STORY: This is Metamorfosi – a small Greek village home to roughly 240 people.

It sits in the lowest point of Greece’s agriculture heartland and in September, when Storm Daniel hit, it nearly disappeared beneath the water.

Residents fled and more than a dozen people were killed.

Now those who live in Metamorfosi want their entire community relocated... terrified it cannot survive another round of extreme weather.

Storm Daniel, which scientists linked to climate change, was the worst since records began in Greece a century ago.

And it wasn’t the first time Metamorfosi completely flooded.

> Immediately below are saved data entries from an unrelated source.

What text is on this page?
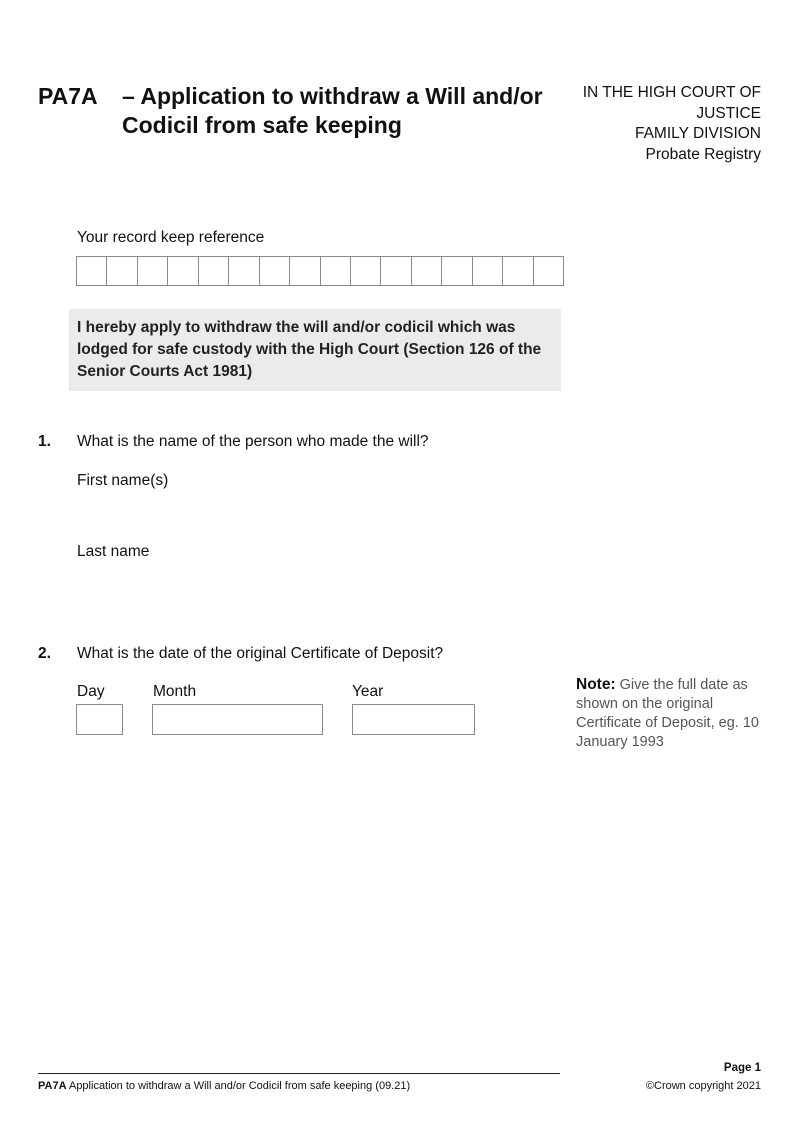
PA7A – Application to withdraw a Will and/or
Codicil from safe keeping
IN THE HIGH COURT OF
JUSTICE
FAMILY DIVISION
Probate Registry
Your record keep reference
I hereby apply to withdraw the will and/or codicil which was lodged for safe custody with the High Court (Section 126 of the Senior Courts Act 1981)
1. What is the name of the person who made the will?
First name(s)
Last name
2. What is the date of the original Certificate of Deposit?
Day	Month	Year	Note: Give the full date as shown on the original Certificate of Deposit, eg. 10 January 1993
Page 1
PA7A Application to withdraw a Will and/or Codicil from safe keeping (09.21)	©Crown copyright 2021
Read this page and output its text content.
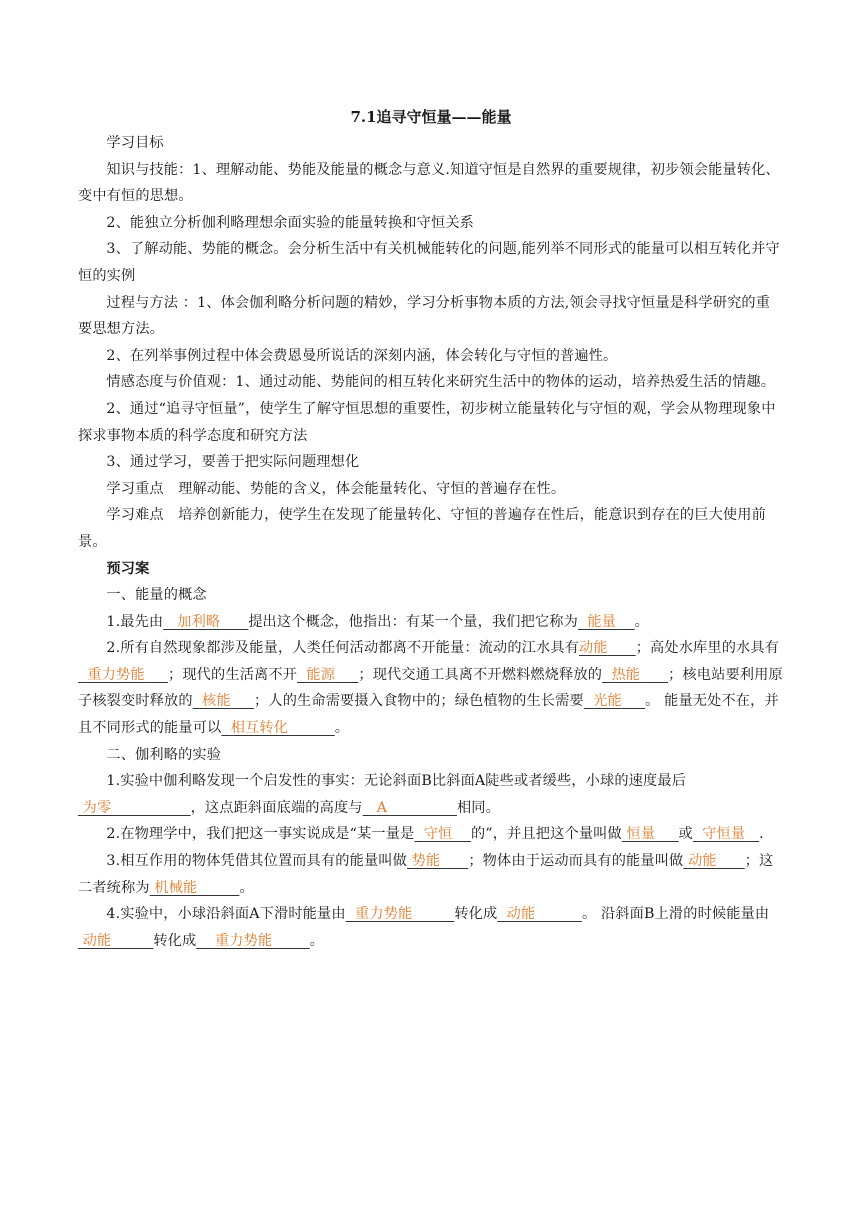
7.1追寻守恒量——能量

学习目标

知识与技能：1、理解动能、势能及能量的概念与意义.知道守恒是自然界的重要规律，初步领会能量转化、变中有恒的思想。

2、能独立分析伽利略理想余面实验的能量转换和守恒关系

3、了解动能、势能的概念。会分析生活中有关机械能转化的问题,能列举不同形式的能量可以相互转化并守恒的实例

过程与方法 ：1、体会伽利略分析问题的精妙，学习分析事物本质的方法,领会寻找守恒量是科学研究的重要思想方法。

2、在列举事例过程中体会费恩曼所说话的深刻内涵，体会转化与守恒的普遍性。

情感态度与价值观：1、通过动能、势能间的相互转化来研究生活中的物体的运动，培养热爱生活的情趣。

2、通过“追寻守恒量”，使学生了解守恒思想的重要性，初步树立能量转化与守恒的观，学会从物理现象中探求事物本质的科学态度和研究方法

3、通过学习，要善于把实际问题理想化

学习重点　理解动能、势能的含义，体会能量转化、守恒的普遍存在性。

学习难点　培养创新能力，使学生在发现了能量转化、守恒的普遍存在性后，能意识到存在的巨大使用前景。

预习案

一、能量的概念

1.最先由 加利略 提出这个概念，他指出：有某一个量，我们把它称为 能量 。

2.所有自然现象都涉及能量，人类任何活动都离不开能量：流动的江水具有动能 ；高处水库里的水具有  重力势能 ；现代的生活离不开 能源 ；现代交通工具离不开燃料燃烧释放的 热能 ；核电站要利用原子核裂变时释放的 核能 ；人的生命需要摄入食物中的；绿色植物的生长需要 光能 。 能量无处不在，并且不同形式的能量可以 相互转化	。

二、伽利略的实验

1.实验中伽利略发现一个启发性的事实：无论斜面B比斜面A陡些或者缓些，小球的速度最后 为零	，这点距斜面底端的高度与 A	相同。

2.在物理学中，我们把这一事实说成是“某一量是 守恒 的”，并且把这个量叫做 恒量 或 守恒量 .

3.相互作用的物体凭借其位置而具有的能量叫做 势能 ；物体由于运动而具有的能量叫做 动能 ；这二者统称为 机械能	。

4.实验中，小球沿斜面A下滑时能量由 重力势能	转化成 动能	。 沿斜面B上滑的时候能量由 动能	转化成 重力势能	。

Eighty-year-old farmer and resident Vassilis Tsatsarelis says he saw it inundated in 1953 and 1994.

He supports the relocation, in the hope that future generations will not have to face the same devastation he has.

TSATSARELIS: “When I entered the house my heart broke. I said to myself, Vassilis, your life is coming to an end, how will you live now?”

It's a question that village president Petros Kontogiannis has been dealing with.

“Our village will constantly be in danger, every year, perhaps even in two months, or three, we don’t know when. So, we did not just wake up one day and say let’s relocate the village. It has been sparked by the nightmarish images we lived that night, and from the phenomena that keeps re-occurring over and over again.”

He says anti-flood projects could take years to finish, leaving residents with relocation as the only solution.

In September, Greek Prime Minister Kyriakos Mitsotakis said the government was open to the idea but only if locals wanted it and evidence showed no government project could offer protection.

This week, residents in Metamorfosi will hold an informal vote on a proposal to erect new houses in Palamas village - some 5 miles away.

They plan to take the proposal to the government alongside a study that cites “repeated flooding” and the village's geomorphology as reasons for the move.

If it were to happen, Metamorfosi would likely keep its name.

Village president Kontogiannis says it's not something residents want to do, even if the proposed new location is close by.

"Unfortunately, it has to happen," he says. "We have to leave our houses, in order to safeguard our lives.”